Bay Area Kayaker Survives Great White Attack

A Bay Area kayaker lived a real life shark tale and survived to talk about it.

Adam Coca, 45, came face-to-face with a great white shark over the weekend while kayaking near Pigeon Point off the San Mateo Coast. The Pinole resident was fishing in his kayak near Bean Hollow State Beach, in an area known as the "Red Triangle," where great white shark sightings are not uncommon when the shark chomped down onto the bottom of his 13-foot boat with its sharp teeth.

"I guess I'm falling out and the kayak is being pushed right onto my chest right here." Coca demonstrated for us. "So I am ultimately like this -- hanging onto the kayak -- and he's up there and I guess my feet are just dangling like this in the water."

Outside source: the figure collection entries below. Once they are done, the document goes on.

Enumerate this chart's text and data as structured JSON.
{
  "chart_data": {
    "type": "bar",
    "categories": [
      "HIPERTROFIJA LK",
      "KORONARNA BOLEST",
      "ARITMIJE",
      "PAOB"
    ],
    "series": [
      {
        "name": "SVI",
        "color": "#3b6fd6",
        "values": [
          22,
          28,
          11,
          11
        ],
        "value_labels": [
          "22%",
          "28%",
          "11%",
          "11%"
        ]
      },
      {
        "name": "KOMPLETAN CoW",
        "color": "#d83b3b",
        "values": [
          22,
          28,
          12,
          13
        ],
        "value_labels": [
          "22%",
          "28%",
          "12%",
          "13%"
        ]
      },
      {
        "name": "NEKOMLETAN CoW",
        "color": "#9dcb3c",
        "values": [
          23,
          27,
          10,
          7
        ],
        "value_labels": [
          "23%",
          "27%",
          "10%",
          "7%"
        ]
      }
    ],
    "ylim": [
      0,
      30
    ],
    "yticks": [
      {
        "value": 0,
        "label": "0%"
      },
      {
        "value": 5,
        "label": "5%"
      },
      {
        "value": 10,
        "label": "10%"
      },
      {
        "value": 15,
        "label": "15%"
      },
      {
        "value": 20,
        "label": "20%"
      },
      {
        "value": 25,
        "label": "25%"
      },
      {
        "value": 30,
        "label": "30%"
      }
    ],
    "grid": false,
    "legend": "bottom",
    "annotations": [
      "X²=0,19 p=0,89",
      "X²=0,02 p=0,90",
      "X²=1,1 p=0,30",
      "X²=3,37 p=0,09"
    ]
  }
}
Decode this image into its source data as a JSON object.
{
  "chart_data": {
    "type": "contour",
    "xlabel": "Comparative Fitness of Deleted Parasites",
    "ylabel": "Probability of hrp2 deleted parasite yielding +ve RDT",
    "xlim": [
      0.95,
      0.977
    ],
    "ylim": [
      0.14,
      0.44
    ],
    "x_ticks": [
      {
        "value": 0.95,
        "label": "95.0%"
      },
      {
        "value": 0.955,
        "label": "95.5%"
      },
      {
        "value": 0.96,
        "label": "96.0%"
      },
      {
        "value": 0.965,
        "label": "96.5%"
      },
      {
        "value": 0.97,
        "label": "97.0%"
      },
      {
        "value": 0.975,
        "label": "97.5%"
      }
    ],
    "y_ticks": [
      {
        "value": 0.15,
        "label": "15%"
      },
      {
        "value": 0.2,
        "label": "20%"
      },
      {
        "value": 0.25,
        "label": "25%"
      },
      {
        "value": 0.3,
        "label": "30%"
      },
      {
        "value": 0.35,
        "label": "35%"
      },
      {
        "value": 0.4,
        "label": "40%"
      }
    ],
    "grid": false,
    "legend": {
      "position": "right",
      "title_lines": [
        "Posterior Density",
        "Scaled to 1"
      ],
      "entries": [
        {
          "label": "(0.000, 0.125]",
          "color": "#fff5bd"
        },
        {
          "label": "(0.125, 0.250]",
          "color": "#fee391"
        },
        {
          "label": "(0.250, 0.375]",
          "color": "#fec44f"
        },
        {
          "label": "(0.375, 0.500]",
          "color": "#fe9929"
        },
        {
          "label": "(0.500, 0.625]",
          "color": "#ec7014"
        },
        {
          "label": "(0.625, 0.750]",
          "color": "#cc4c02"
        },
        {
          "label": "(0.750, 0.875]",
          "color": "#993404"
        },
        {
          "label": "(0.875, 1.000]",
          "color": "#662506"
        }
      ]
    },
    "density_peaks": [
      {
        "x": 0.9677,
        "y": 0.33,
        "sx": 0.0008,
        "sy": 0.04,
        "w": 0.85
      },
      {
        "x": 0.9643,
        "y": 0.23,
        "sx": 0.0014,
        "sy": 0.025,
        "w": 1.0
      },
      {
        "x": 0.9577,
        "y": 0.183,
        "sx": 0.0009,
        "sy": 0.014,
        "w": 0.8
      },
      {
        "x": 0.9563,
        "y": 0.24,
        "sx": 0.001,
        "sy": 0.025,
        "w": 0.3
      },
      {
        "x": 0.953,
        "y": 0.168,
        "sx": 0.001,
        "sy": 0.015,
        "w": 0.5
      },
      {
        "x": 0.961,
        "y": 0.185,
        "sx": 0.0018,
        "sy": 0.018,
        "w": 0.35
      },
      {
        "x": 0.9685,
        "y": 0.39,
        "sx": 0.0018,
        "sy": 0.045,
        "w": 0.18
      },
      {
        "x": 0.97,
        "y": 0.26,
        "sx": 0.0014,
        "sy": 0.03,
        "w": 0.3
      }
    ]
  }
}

Coca said the shark flipped his kayak over as the two locked eyes. He managed to climb on top of the flipped kayak as the encounter continued. He said he used the paddle to distract the shark. That's when he saw the image nobody ever wants to see first-hand -- the inside of a great white's mouth.

"He raises up out of the water and turns around and goes, 'bam!' and smashes on the paddle then takes off," Coca said.

Seconds after the attack, Coca's friends came to his rescue. He survived the attack with just a cut above his foot. His wetsuit bootie is torn and the bottom of his kayak bears the bite marks that tell the tale his near-death experience. They measure 18 inches long -- two inches between each tooth mark.

As scary as it was, the encounter didn't really sink into Coca's mind right away.

"It started to settle in the next day," Coca said, "when I realized how close I came to at least losing a foot, a limb or even my life."

Coca's planning to go right back to where the shark encounter took place -- just as soon as he buys a new kayak.